Years ago while rummaging through the contents of a shelf in a used bookstore, I happened upon a booklet titled "UNIX System Command Summary for Berkeley 4.2 & 4.3 BSD", published by *Specialized Systems Consultants*.
I bought it as a curiosity item, because it was nearly 20 years old but was still largely applicable to modern Linux and BSD.
That amused me then and now.
A booklet written in 1986 was still largely relevant in 2016, while the books on the same shelf about a proprietary OS wasn't worth the paper it was printed on.
(What technology do _you_ think is going to survive a zombie apocalypse?)
I've had the booklet on my own bookshelf for several years now, but it occurred to me that it's probably worth doing a little digital preservation of this artifact, and so I decided to scan the booklet in to create a https://opensource.com/article/19/3/comic-book-archive-djvu[CBZ ebook] of it.

Scanning was easy, albeit time-consuming, with https://opensource.com/article/22/2/scan-documents-skanlite-linux-kde[Skanlite].
After I was finished, however, I discovered that some pages weren't quite "level."

image:imagemagick-crook.webp[Scanned page without correction]

In printing, this is called a "registration" problem, meaning that the position of what's being printed isn't correctly orientated on the page.

== ImageMagick

https://opensource.com/article/17/8/imagemagick[ImageMagick] is a non-interactive terminal-based graphics editor.
It might seem counter-intuitive to try to edit a graphic in a graphic-less environment like a text-only terminal, but it's actually very common.
For instance, when you upload an image to use as a profile picture to a web application, it's likely that a script on the application's server processes your image using ImageMagick or its libraries.
The advantage to a non-interactive editor is that you can formulate what needs to be done to a sample image, and then apply those effects to hundreds of other images at the press of a button.

ImageMagick is generally just as capable as any graphics editor, as long as you take the time to uncover its many functions, and the right combination of those functions to achieve the effect you want.
In this case, I want to rotate pages that are askew.
After searching through ImageMagick's documentation, I discovered that the ImageMagick term for the solution I needed was `deskew`.
Aligning your terminology with somebody else's terminology is a challenge in anything that you don't already know, so when you approach ImageMagick (or anything), keep in mind that the word _you've_ decided describes a problem or solution may not be the same word used by someone else.

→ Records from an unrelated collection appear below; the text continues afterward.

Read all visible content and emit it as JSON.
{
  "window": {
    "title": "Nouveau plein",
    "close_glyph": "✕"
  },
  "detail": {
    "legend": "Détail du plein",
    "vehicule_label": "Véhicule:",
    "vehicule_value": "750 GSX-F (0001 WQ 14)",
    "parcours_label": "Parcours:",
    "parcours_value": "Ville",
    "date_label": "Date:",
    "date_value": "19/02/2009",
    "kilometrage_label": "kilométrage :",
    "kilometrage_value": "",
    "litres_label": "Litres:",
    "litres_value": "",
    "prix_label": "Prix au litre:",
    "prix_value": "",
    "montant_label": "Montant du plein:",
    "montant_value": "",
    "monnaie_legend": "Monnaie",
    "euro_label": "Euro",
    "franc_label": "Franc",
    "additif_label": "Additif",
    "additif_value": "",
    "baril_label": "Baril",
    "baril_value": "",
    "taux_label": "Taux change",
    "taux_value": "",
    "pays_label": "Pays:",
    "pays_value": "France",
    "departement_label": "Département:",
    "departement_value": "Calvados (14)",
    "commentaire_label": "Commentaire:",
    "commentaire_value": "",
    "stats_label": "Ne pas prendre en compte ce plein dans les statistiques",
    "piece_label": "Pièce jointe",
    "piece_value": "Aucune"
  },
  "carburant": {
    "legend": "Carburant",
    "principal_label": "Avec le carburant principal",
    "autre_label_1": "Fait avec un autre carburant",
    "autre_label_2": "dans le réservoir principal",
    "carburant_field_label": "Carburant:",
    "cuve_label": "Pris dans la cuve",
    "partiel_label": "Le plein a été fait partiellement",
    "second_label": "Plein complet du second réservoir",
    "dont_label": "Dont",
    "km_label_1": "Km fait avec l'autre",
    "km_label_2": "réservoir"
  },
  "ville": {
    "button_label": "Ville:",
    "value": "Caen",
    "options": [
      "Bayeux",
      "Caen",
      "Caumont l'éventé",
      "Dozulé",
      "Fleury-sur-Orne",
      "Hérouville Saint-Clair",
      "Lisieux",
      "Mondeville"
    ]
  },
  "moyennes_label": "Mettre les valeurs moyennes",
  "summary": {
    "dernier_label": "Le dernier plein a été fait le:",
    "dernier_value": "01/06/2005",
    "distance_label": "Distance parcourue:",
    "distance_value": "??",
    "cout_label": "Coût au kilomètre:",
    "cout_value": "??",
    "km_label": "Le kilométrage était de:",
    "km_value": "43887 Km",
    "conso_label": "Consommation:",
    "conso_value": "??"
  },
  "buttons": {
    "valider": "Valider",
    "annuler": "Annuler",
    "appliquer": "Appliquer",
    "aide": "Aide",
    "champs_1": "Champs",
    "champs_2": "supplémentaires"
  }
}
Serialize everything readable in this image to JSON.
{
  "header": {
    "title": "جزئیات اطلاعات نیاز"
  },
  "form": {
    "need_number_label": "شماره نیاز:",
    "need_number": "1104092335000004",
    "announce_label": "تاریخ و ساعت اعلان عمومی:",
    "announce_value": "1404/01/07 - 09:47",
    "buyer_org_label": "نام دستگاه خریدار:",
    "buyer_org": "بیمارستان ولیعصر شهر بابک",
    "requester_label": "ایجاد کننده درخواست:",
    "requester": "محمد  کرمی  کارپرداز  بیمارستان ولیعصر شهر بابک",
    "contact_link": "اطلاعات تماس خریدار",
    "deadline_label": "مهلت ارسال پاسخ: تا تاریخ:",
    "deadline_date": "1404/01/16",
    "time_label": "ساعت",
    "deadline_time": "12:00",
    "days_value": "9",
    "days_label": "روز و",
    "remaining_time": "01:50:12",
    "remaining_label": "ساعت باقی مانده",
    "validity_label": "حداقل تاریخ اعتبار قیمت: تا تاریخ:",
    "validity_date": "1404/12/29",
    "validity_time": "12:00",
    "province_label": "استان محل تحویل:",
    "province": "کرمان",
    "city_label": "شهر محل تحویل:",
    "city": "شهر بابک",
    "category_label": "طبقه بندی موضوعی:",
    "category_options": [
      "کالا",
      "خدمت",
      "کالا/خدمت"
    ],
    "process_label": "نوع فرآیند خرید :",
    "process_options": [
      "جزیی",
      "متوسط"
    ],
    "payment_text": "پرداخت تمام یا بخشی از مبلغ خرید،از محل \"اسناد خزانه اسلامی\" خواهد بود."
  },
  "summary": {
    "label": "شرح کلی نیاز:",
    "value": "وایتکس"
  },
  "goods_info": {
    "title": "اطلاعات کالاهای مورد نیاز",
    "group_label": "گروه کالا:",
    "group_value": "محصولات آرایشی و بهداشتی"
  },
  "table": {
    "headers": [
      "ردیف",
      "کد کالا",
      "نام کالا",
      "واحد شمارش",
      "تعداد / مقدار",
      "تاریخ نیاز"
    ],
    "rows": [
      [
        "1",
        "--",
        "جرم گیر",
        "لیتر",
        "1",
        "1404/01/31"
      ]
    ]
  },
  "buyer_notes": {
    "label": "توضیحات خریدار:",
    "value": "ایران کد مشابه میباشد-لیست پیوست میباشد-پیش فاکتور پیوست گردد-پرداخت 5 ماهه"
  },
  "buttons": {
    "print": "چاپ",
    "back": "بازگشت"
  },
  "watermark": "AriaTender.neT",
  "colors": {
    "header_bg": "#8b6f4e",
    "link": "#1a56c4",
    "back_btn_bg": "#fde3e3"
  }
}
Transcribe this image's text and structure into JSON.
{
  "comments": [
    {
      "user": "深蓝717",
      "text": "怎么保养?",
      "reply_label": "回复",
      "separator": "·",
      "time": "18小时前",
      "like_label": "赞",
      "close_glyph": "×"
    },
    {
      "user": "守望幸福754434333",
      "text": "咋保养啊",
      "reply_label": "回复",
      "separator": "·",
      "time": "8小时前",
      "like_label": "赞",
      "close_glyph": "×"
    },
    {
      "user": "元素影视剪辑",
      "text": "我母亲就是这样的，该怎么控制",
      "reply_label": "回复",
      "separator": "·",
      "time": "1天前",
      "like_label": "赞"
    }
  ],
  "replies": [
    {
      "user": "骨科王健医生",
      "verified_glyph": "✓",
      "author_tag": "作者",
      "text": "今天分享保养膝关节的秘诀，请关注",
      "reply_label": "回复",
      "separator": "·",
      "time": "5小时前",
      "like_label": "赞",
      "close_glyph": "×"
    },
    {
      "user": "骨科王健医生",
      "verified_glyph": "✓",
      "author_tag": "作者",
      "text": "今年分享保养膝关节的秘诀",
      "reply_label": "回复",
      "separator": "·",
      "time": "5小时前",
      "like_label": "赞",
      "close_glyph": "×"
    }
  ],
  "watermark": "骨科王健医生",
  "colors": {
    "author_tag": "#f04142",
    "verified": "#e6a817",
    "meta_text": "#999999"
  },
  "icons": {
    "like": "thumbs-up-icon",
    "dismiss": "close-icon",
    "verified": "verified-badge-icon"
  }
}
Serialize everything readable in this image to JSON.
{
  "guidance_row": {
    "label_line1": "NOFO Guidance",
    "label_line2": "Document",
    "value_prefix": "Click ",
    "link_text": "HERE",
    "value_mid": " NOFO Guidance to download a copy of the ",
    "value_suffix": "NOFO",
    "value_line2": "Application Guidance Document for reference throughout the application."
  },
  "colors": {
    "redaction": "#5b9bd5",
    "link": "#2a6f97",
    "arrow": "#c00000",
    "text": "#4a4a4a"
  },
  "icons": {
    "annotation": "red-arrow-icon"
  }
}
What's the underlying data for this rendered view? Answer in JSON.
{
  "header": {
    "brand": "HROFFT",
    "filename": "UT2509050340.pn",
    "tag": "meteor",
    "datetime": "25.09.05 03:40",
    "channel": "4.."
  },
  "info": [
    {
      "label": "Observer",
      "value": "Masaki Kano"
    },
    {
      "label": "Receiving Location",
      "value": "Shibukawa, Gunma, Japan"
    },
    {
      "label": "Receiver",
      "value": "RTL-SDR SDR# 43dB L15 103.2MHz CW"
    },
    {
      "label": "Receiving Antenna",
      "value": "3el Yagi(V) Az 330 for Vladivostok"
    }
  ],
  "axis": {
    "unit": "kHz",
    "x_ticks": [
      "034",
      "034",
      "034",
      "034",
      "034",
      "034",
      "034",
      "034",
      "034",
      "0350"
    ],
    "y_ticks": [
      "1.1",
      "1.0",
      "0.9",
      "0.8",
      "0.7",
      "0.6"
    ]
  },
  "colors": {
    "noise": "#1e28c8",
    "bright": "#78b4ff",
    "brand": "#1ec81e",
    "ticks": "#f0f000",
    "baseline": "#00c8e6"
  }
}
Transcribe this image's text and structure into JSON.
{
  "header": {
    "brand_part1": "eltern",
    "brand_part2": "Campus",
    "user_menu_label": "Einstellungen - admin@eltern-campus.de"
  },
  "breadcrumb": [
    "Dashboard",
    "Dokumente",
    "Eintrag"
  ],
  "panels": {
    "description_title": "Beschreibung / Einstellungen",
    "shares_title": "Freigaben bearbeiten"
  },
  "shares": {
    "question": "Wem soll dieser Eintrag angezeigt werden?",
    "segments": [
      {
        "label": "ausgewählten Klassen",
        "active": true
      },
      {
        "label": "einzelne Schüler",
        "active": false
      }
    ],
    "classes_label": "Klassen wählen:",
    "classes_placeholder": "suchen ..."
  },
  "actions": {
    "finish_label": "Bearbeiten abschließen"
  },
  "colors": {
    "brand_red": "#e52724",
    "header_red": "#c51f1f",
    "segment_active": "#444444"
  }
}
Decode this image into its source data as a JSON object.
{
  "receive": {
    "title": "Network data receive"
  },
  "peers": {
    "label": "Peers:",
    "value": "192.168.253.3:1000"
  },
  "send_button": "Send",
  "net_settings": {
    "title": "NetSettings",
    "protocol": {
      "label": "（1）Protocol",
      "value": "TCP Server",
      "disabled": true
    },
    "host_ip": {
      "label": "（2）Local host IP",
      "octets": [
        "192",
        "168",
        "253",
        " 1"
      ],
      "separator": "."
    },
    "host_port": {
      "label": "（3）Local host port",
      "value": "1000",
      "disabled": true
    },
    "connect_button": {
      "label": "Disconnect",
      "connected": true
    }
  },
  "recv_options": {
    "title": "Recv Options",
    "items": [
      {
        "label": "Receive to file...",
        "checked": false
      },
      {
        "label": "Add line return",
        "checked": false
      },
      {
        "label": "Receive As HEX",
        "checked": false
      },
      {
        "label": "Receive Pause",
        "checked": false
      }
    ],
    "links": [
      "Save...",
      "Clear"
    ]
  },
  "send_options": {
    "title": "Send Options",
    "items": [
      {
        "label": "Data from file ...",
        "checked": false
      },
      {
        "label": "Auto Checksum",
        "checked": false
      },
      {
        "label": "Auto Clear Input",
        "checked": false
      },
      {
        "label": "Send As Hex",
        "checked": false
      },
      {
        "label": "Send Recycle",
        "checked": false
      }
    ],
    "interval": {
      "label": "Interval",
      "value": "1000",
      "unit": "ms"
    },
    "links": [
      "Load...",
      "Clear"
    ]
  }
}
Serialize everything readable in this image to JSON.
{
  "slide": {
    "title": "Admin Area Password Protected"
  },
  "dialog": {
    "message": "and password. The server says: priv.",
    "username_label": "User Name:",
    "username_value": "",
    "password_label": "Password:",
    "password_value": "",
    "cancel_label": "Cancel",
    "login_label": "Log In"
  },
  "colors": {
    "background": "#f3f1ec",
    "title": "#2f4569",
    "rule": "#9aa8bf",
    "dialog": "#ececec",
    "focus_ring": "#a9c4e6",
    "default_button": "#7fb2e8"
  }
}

To deskew an image with crooked text using ImageMagick:

[source,bash]
----
$ convert page_0052.webp -deskew 25% fix_0052.webp
----

The `-deskew` option represents the threshold of acceptable skew.
A skew is determined by tracing peaks and valleys of objects that appear to be letters.
Depending on how crooked your scan is, you may need more or less than 25% threshold.
I've gone as high as 80%, and so far nothing under 25% has had an effect.

Here's the result:

image:imagemagick-deskew-fix.webp[Scanned page with correction applied]

Fixed!
Applying this to the remaining 55 pages of the document either fixed skewed pages, or did nothing to pages that were already straight.
In other words, it was safe to run this command on pages that needed no adjustment, thanks to my threshold setting.

== Cropping an image with ImageMagick

After correcting for a skew, and because I scanned more of each page than necessary anyway to prevent accidentally cutting off words, I decided that it made sense to crop my corrected pages.
I was happy to keep some space around the margins, but not quite as much as I had.
I use the `crop` function of ImageMagick often enough for images on this very website, so I was familiar with the option.
However, I needed to determine how to crop each page.

First, I needed the size of the image:

[source,bash]
----
$ identify fixed_0052.webp
WEBP 1128x2593 1128x2593+0+0 8-bit sRGB 114732B 0.020u 0:00.021
----

Know the size, I was able to make some estimations about how many pixels I could stand to lose.
After a few trial runs, I came up with this:

[source,bash]
----
convert fix_0052.webp -gravity Center -crop 950x2450+0+0 crop_0052.webp
----

This isn't an exact fit, but proved important when I applied it to other images in the booklet.
The pages varied in content and scanner placement here and there, so I was happy to give each one a little breathing room.

Here's the corrected and cropped image:

image:imagemagick-deskew-crop.webp[Deskewed and cropped image]

== Batch image editing

The beauty of ImageMagick is that once you've figured out the "equation" to fix your image, you can apply that fix to _all_ images requiring the same fix.
I do this with http://LINK-TO-SETH-GNU-PARALLEL-REDHAT.COM/SYSADMIN[GNU Parallel], which uses all my CPU cores to finish image correction across hundreds of pages.
It doesn't take long, and the results speak for themselves.
More importantly, I've got a digital archive of a fun artifact of UNIX history.